From ARRL Web:
12/30/2020 – The FCC has agreed with ARRL and other commenters that its proposed $50 fee for certain amateur radio applications was “too high to account for the minimal staff involvement in these applications.” In a Report and Order (R&O), released on December 29, the FCC scaled back to $35 the fee for a new license application, a special temporary authority (STA) request, a rule waiver request, a license renewal application, and a vanity call sign application. All fees are per application. There will be no fee for administrative updates, such as a change of mailing or email address.
This fall, ARRL filed comments in firm opposition to the FCC proposal to impose a $50 fee on amateur radio license and application fees and urged its members to follow suit.
As the FCC noted in its R&O, although some commenters supported the proposed $50 fee as reasonable and fair, “ARRL and many individual commenters argued that there was no cost-based justification for application fees in the Amateur Radio Service.” The fee proposal was contained in a Notice of Proposed Rulemaking (NPRM) in MD Docket 20-270, which was adopted to implement portions of the “Repack Airwaves Yielding Better Access for Users of Modern Services Act” of 2018 — the so-called “Ray Baum’s Act.”
“After reviewing the record, including the extensive comments filed by amateur radio licensees and based on our revised analysis of the cost of processing mostly automated processes discussed in our methodology section, we adopt a $35 application fee, a lower application fee than the Commission proposed in the NPRM for personal licenses, in recognition of the fact that the application process is mostly automated,” the FCC said in the R&O. “We adopt the proposal from the NPRM to assess no additional application fee for minor modifications or administrative updates, which also are highly automated.”
The FCC said it received more than 197,000 personal license applications in 2019, which includes not only ham radio license applications but commercial radio operator licenses and General Mobile Radio Service (GMRS) licenses.
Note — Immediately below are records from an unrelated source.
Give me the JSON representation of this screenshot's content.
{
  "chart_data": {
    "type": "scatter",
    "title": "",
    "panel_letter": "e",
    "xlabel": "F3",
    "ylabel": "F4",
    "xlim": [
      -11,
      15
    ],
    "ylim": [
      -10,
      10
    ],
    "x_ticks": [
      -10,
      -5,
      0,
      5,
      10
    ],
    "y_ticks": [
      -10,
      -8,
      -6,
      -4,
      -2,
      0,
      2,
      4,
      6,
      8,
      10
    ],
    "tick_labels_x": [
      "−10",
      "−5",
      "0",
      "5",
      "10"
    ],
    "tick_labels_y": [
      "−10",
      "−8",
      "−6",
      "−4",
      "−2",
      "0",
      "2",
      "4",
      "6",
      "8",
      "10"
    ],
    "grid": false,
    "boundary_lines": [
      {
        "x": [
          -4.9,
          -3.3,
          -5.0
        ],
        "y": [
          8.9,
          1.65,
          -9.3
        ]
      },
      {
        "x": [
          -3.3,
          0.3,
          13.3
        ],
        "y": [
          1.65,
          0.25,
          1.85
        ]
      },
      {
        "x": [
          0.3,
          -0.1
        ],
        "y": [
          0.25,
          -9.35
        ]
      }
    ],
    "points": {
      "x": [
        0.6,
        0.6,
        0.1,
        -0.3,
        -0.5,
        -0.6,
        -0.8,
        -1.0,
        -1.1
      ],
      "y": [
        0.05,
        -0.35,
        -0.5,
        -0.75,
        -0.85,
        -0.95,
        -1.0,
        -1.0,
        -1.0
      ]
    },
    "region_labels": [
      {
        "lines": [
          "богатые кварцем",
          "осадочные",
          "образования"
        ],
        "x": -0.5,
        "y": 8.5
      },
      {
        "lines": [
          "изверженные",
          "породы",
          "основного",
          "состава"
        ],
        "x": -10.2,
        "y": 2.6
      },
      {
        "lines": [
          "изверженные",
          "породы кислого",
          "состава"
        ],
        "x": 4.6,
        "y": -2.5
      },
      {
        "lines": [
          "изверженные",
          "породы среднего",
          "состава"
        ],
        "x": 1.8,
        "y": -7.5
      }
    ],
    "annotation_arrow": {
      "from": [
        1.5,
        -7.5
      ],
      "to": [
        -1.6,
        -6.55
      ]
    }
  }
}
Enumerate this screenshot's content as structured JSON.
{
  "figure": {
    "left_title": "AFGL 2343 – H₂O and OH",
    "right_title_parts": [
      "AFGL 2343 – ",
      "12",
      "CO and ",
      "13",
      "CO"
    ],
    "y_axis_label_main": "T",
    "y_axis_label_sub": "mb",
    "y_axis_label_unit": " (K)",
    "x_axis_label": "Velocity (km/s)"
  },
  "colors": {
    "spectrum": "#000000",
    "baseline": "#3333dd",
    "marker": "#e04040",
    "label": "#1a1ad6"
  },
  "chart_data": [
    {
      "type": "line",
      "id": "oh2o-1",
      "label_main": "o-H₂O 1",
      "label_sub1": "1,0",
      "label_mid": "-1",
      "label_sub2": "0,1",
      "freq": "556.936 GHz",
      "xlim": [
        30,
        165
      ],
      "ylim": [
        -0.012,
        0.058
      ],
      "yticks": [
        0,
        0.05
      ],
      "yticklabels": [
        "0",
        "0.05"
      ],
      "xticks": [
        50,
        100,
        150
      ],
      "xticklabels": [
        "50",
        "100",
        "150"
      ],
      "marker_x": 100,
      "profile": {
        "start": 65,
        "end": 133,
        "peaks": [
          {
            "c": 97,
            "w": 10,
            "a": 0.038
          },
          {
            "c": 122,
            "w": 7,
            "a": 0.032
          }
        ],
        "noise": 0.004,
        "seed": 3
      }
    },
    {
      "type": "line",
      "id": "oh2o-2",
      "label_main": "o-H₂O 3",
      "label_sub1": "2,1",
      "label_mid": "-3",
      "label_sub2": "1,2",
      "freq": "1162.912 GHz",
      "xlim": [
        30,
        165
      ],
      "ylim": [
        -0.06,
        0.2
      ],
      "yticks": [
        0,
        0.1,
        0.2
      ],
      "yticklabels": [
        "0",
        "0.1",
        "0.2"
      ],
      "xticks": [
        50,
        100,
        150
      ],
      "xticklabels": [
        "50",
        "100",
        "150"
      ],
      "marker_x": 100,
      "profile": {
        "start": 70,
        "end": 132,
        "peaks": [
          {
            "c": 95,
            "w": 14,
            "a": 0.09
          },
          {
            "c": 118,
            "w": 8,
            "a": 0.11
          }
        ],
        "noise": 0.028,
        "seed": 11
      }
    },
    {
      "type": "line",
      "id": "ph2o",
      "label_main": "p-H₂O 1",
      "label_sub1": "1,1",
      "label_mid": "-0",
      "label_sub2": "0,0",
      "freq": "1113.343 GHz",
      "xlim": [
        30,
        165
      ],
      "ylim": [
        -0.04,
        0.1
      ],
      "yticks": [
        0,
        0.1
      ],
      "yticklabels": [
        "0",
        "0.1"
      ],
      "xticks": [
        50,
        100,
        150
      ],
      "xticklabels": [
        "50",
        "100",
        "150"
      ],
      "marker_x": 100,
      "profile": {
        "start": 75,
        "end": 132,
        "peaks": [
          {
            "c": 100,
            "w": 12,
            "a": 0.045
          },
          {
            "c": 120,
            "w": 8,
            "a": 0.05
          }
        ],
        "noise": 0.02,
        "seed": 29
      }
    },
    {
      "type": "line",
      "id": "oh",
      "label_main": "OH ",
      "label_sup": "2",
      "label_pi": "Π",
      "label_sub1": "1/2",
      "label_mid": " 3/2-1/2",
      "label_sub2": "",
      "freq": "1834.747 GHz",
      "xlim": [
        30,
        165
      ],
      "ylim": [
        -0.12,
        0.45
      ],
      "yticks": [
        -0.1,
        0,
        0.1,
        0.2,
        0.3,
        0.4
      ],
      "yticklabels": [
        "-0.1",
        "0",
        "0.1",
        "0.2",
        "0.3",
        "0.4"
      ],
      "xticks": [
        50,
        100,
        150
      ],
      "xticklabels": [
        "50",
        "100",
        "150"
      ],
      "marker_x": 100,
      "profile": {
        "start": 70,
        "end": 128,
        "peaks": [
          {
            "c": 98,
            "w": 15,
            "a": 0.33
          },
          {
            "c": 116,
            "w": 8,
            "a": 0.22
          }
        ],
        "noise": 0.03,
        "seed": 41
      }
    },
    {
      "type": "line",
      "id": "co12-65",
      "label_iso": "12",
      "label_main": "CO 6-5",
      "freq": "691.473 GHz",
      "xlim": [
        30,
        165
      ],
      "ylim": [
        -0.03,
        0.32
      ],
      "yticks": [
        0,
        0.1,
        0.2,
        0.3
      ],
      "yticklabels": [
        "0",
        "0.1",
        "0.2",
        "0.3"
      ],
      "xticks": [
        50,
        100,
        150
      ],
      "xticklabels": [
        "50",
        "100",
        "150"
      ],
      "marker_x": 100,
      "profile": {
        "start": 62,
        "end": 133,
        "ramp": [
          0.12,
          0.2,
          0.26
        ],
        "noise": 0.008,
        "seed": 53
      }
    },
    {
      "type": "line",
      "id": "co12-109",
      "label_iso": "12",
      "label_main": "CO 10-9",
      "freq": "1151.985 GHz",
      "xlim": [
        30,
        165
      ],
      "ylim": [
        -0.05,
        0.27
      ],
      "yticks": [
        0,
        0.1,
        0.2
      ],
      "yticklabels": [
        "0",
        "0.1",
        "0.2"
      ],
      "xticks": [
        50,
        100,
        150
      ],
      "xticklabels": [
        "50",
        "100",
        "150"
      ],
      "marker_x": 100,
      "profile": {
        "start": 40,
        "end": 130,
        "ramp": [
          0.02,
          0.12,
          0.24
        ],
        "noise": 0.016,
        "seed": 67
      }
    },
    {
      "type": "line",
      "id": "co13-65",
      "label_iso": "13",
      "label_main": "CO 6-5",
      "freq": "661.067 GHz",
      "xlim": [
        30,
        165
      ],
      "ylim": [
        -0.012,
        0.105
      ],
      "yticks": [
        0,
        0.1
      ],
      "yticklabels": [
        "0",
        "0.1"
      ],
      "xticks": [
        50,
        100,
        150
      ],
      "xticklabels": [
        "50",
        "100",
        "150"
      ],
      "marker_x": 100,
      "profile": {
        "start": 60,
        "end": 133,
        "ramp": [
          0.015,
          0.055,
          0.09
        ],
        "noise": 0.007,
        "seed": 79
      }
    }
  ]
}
The FCC turned away the arguments of some commenters that the FCC should exempt amateur radio licensees. The FCC stated that it has no authority to create an exemption “where none presently exists.”
The FCC also disagreed with those who argued that amateur radio licensees should be exempt from fees because of their public service contribution during emergencies and disasters.
“[W]e we are very much aware of these laudable and important services amateur radio licensees provide to the American public,” the FCC said, but noted that specific exemptions provided under Section 8 of the so-called “Ray Baum’s Act” requiring the FCC to assess the fees do not apply to amateur radio personal licenses. “Emergency communications, for example, are voluntary and are not required by our rules,” the FCC noted. “As we have noted previously, ‘[w]hile the value of the amateur service to the public as a voluntary noncommercial communications service, particularly with respect to providing emergency communications, is one of the underlying principles of the amateur service, the amateur service is not an emergency radio service.’”
The Act requires that the FCC switch from a Congressionally-mandated fee structure to a cost-based system of assessment. The FCC proposed application fees for a broad range of services that use the FCC’s Universal Licensing System (ULS), including the Amateur Radio Service, which had been excluded previously. The 2018 statute excludes the Amateur Service from annual regulatory fees, but not from application fees.
“While the Ray Baum’s Act amended Section 9 and retained the regulatory fee exemption for amateur radio station licensees, Congress did not include a comparable exemption among the amendments it made to Section 8 of the Act,” the FCC R&O explained.
The effective date of the fee schedule has not been established, but it will be announced at least 30 days in advance. The FCC has directed the Office of Managing Director, in consultation with relevant offices and bureaus, to draft a notice for publication in the Federal Register announcing when rule change(s) will become effective, “once the relevant databases, guides, and internal procedures have been updated.”